On my photographer's journey I've often written about confidence, or moreso the lack of it, and how that manifests itself in my case as the Imposter Syndrome.
From building a website to showcase my work, to attending Art Fairs, then Art Shows, to a solo exhibition...every step of the way I have found myself questioning whether I deserved to be there, whether my work was good enough.
The fact that people love my images enough to hang in their homes remains a source of surprise to me. But they do, and each one that sells helps build my confidence and encourages me to take the next step.
So a few months back I felt that it was time to test myself in the arena of a photographic competition. In an act of bravado, I decided not on a local comp, but a full-blown national comp. A friend had suggested the Galah Regional Photography Prize, created to celebrate and support contemporary photography in regional Australia. And having experienced how competitions and events strengthen regional communities earlier this year, I was keen to contribute again.
I understood that this particular comp would attract hundreds and hundreds of quality entries from across the country. For this reason I had no expectation of any outcome, I just knew that I needed to take this step as part of my journey. Flexing my confidence muscles, so to speak.
So I did it, and after a few weeks, it gradually faded from my mind. I hadn't heard back, and expectedly determined that I hadn't made the cut. Imagine then, my utter surprise when a couple of months later, I received an email congratulating me on being a finalist. A FINALIST! One of 48 in the Open Category.
To quote one of the judges, Director of the Tweed Regional Gallery and Margaret Olley Art Centre, Susi Muddiman: "The images selected reflect the depth of talent that is clearly abundant in artists based in regional areas. The quality is outstanding, and the images strong. I can’t wait to see them on the wall. I think there’s a particular aesthetic in the finalists’ images. Some are portraits, some are landscapes, and many are imbued with striking emotional intensity. Some are pensive, some thoughtful and atmospheric, while others reflect the vast landscape of regional locations. You can’t help but react to these images."

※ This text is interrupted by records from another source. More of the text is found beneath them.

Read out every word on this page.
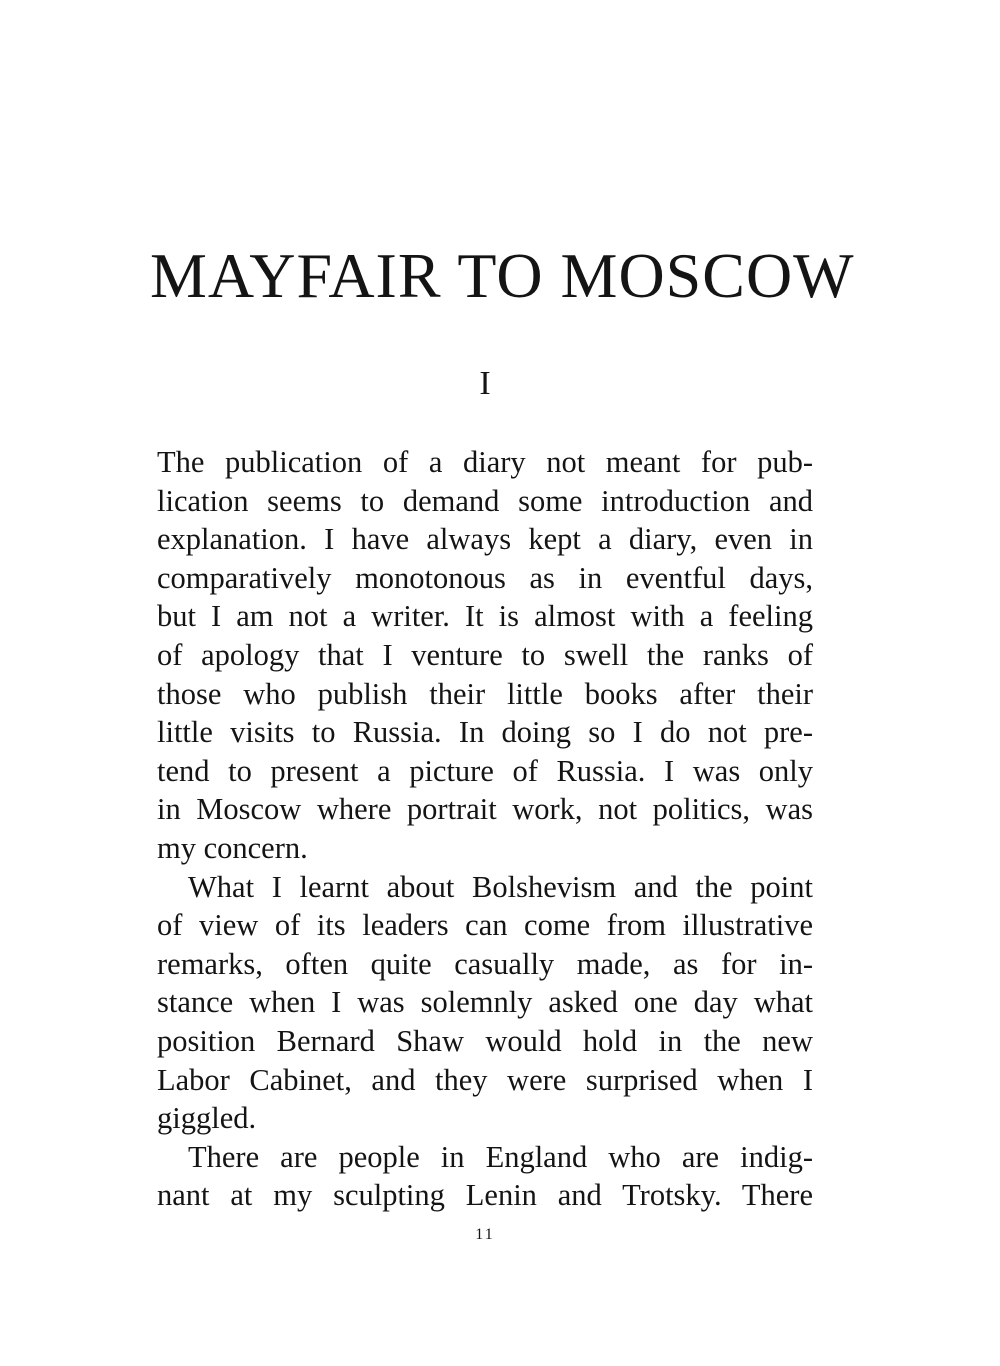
MAYFAIR TO MOSCOW
I
The publication of a diary not meant for pub-
lication seems to demand some introduction and
explanation. I have always kept a diary, even in
comparatively monotonous as in eventful days,
but I am not a writer. It is almost with a feeling
of apology that I venture to swell the ranks of
those who publish their little books after their
little visits to Russia. In doing so I do not pre-
tend to present a picture of Russia. I was only
in Moscow where portrait work, not politics, was
my concern.
What I learnt about Bolshevism and the point
of view of its leaders can come from illustrative
remarks, often quite casually made, as for in-
stance when I was solemnly asked one day what
position Bernard Shaw would hold in the new
Labor Cabinet, and they were surprised when I
giggled.
There are people in England who are indig-
nant at my sculpting Lenin and Trotsky. There
11
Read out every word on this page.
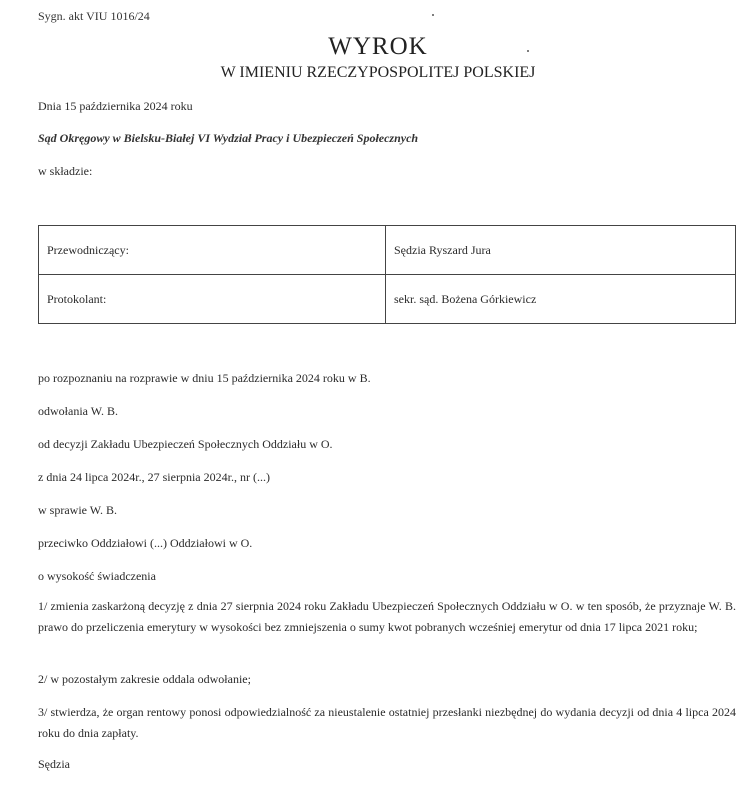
Sygn. akt VIU 1016/24
WYROK
W IMIENIU RZECZYPOSPOLITEJ POLSKIEJ
Dnia 15 października 2024 roku
Sąd Okręgowy w Bielsku-Białej VI Wydział Pracy i Ubezpieczeń Społecznych
w składzie:
Przewodniczący:	Sędzia Ryszard Jura
Protokolant:	sekr. sąd. Bożena Górkiewicz
po rozpoznaniu na rozprawie w dniu 15 października 2024 roku w B.
odwołania W. B.
od decyzji Zakładu Ubezpieczeń Społecznych Oddziału w O.
z dnia 24 lipca 2024r., 27 sierpnia 2024r., nr (...)
w sprawie W. B.
przeciwko Oddziałowi (...) Oddziałowi w O.
o wysokość świadczenia
1/ zmienia zaskarżoną decyzję z dnia 27 sierpnia 2024 roku Zakładu Ubezpieczeń Społecznych Oddziału w O. w ten sposób, że przyznaje W. B. prawo do przeliczenia emerytury w wysokości bez zmniejszenia o sumy kwot pobranych wcześniej emerytur od dnia 17 lipca 2021 roku;
2/ w pozostałym zakresie oddala odwołanie;
3/ stwierdza, że organ rentowy ponosi odpowiedzialność za nieustalenie ostatniej przesłanki niezbędnej do wydania decyzji od dnia 4 lipca 2024 roku do dnia zapłaty.
Sędzia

Now, maybe I'm a sucker for self-punishment, but her words sent me running to compare my image to the work of the other finalists. And the quality of that work was outstanding. Which meant my first thoughts were "What was I thinking?" I wasn't expecting to get this far, and now here I was, competing at a level in which I felt out of my depth.
I obviously need to reframe these situations as they arise. Does it benefit me to question
my skills and my value each time? To an extent, I think it is healthy to keep challenging my capabilities, and how I express my view of the world through my art. It keeps me wanting to improve. But allowing it to stop me from sharing it, however, is not healthy.
So, the next day, I looked at the other finalists again. And I said to myself "What an honour it is to be selected amongst such talent. What a privilege it is to be invited to hang alongside them. These esteemed judges obviously think it is a worthy finalist. What an exciting opportunity it is to be considered for the prize (which, thanks to the generous support of patrons, is $25,000!)
There will be an opening party for the exhibition at M|Arts in Murwillumbah on November 10th. Susi Muddiman and the other judges, critically acclaimed Australian photo media artist Tamara Dean, and Galah's Art Editor Fiona Bateman, will be there to announce the winners of the two categories: open, and student.
And I'll be there too, now feeling comfortable in being a finalist, proud to have my work on dispay, and happy to have come this far. Anything else will be a bonus.
As for constantly questioning myself? What a galah I can be!
PS. And as this is a photography site, now for my photography tip (and a cautionary tale)...
My photo, "The Stillness of a Salt Lake Sunrise" somewhat belies its title. It was taken at Lake Cowan, north of Norseman, at around 4.50am on New Year's Day. The salt lakes that dot Australia's arid heart are amazing at any time, but especially so at daybreak, as the light exposes these scars on the hide of the land. They are indeed eerily still.
I positioned my camera and tripod on the raised embankment of the railway track that skirted the lake, then turned to enjoy the stark serenity while waiting for the light to become just right. Nothing moved except for a sole road train that roared past on the highway, the roar quickly fading back into that still silence. All but for one noise I didn't expect...
As I stood there in my usual pre-dawn semi-meditative state, a solitary stiff breeze raised itself from somewhere and broke the stillness for a brief few moments, with enough movement for me to hear a heart-sinking thud and tinkling of glass behind me. I turned to find that my tripod had somehow toppled, bringing my camera crashing down onto the railway track. Expecting the worst, I gingerly picked it up to inspect the damage. Unbelievably, despite an ugly dent in the filter mounting ring, only the actual UV filter glass had broken. The lens glass appeared undamaged and after a quick focus test, I was relieved to discover it was still functioning properly! And that folks, is a good enough reminder to use a filter, any filter, when shooting in the rough!